呼ばれたレイーシアが急いで自室に戻ると、部屋にはアスタリアとコレッタがいた。
二人共楽しそうに談話している。どうやら何かの服の話のようだ。
「あの、アスタリア様……?」
レイーシアに気づいたアスタリアが嬉しそうに笑う。
「あら、待ってたのよレイーシア。――これ、どう思うかしら?」
そう言って見せられたのは、白いワンピースのようなものだった。長い裾で、腰の辺りのリボンが可愛らしい。
「えっと……可愛らしいと思いますよ」
急な問に戸惑いながら答えるとコレッタが安心したように笑った。
「良かったです。こんなものしか用意できなくて……でも、きっと似合うと思いますよ!」
「さぁ、レイーシア。服を脱いでちょうだい。このワンピースにきがえてもらうから」
「わ、私が、着るんですか」
先程からよくわかっていなかったが、まさか自分が着せられる服だとは思っていなかった。
そもそも、レイーシアは男装しているのだ。こんなワンピースを着てしまっては、流石に女であることがバレてしまう。

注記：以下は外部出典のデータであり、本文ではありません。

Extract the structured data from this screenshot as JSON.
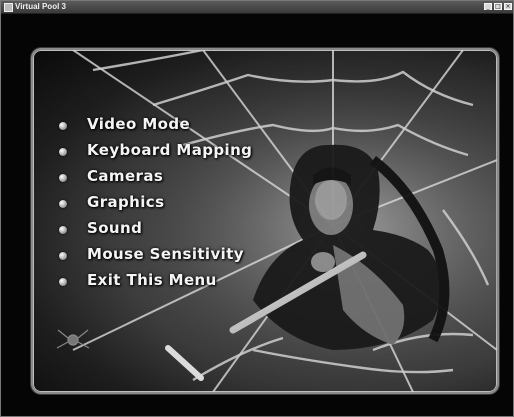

レイーシアがどうするべきか迷っていると、コレッタに腕を引っ張られる。
「化粧もしましょうね!レイーシア様!私が、とびっきり可愛くしてみせます!」
「なんで、急に、そんな事を」
みるみるうちに、コレッタがレイーシアを着替えさせていく。
アスタリアがニヤニヤと笑って答えた。
「レイーシア、レザリア公爵に思いを伝えるつもり何じゃないの?」
「なっ!」
レイーシアは驚き、顔を顔を赤らめる。
(なんでそれを……)
「私がそろそろ迎えに来る頃だと思ったんでしょ。だから、最後に正体を話、思いを伝えようとした。――ちがう?」
「そう、ですね。ちゃんと騙していることを話すべきだと……そう思って」
レイーシアは、目を少し伏せながら答えると、アスタリアがレイーシアの事を抱きしめた。
「それは、私がレイーシアに無理を言ったからよ。これは……全部私の我儘なの。だから―――応援してるわね!」
「はい!」
レイーシアが笑顔で頷いたとき、着替えは終わっていた。
腰まで髪があることと、スカートのある服を着ていることに違和感を感じてしまい、そんな自分を笑う。
「じゃあ、シルヴィオ様を探してきますね!」
レイーシアは久々にはいたスカートを翻しながら、シルヴィオのもとへ向かった。